5. The method according to claim 4, characterized in that The tracking of the maximum energy position of each energy group includes: The energy maximum position of each energy cluster is tracked by the following formula: Among them, x * is the maximum energy position of the energy cluster picked up by mean shift clustering in the current round, x is the maximum energy position of the energy cluster picked up in the previous round of mean shift clustering, G(•) is the Gaussian kernel function, ω(x i ) is the energy group with position x i The energy value of the data point, i is the serial number of the data point in the energy group, i = 1, 2, ..., n, n is the total number of data points in the energy group, h i is the position x i The distance to position x.

6. The method according to any one of claims 1 to 5, characterized in that: Before obtaining the initial velocity function according to the velocity picking result of the velocity spectrum of the extracted seismic gather, the method further includes performing the following preprocessing on the velocity spectrum of the seismic gather: Median filtering is used to remove random salt and pepper noise and unify the speed scanning range of the speed spectrum.

7. The method according to any one of claims 1 to 5, characterized in that: The velocity spectrum is a time domain superposition velocity spectrum or a root mean square velocity spectrum; The seismic gathers are common center point gathers or common reflection point gathers.

8. A semi-supervised time domain velocity modeling device based on expert experience constraints, characterized in that: The device comprises: Initialization module, used to obtain the initial velocity function according to the velocity picking result of the velocity spectrum of the extracted seismic gather, and to obtain the initial velocity function of the velocity spectrum of other seismic gathers in the study area by interpolation; A candidate region determination module is used to obtain a candidate region by extrapolating the initial speed function of the speed spectrum according to a set rule; Energy cluster tracking module, used to identify energy clusters in candidate regions based on the velocity spectrum of each seismic trace gather; The velocity function building module is used to track the maximum energy position of the energy group and obtain the velocity function; The time domain velocity model building module is used to perform time interpolation on the velocity function, and obtain the time domain velocity model of the study area from the velocity function after interpolation of each seismic gather.

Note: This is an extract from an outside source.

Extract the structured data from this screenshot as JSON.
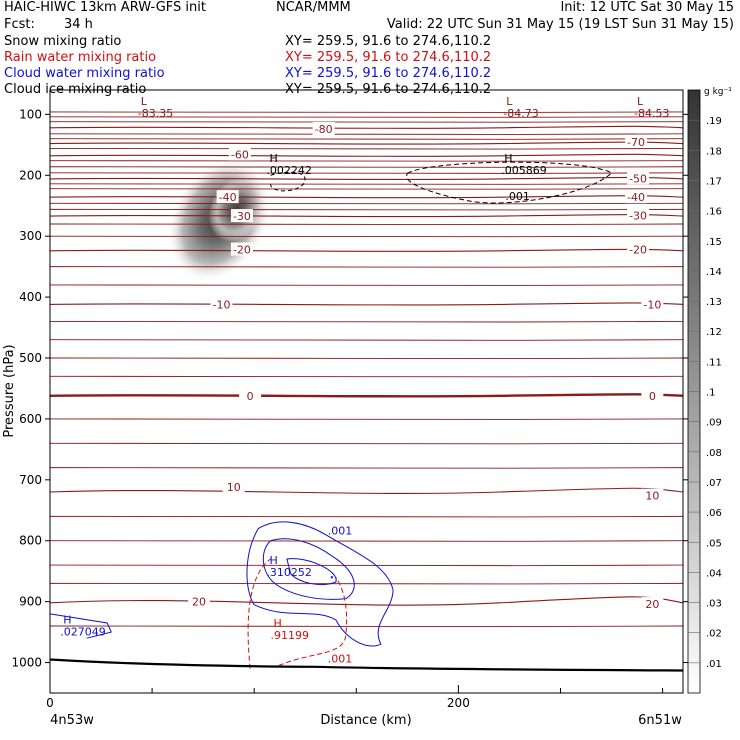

9. A computer storage medium, characterized in that: The computer storage medium stores computer executable instructions, and when the computer executable instructions are executed by a processor, the semi-supervised time-domain speed modeling method based on expert experience constraints described in any one of claims 1 to 7 is implemented.

10. A server, characterized in that: include: A memory, a processor, and a computer program stored in the memory and executable on the processor, wherein when the processor executes the program, the semi-supervised time-domain speed modeling method based on expert experience constraints as described in any one of claims 1 to 7 is implemented.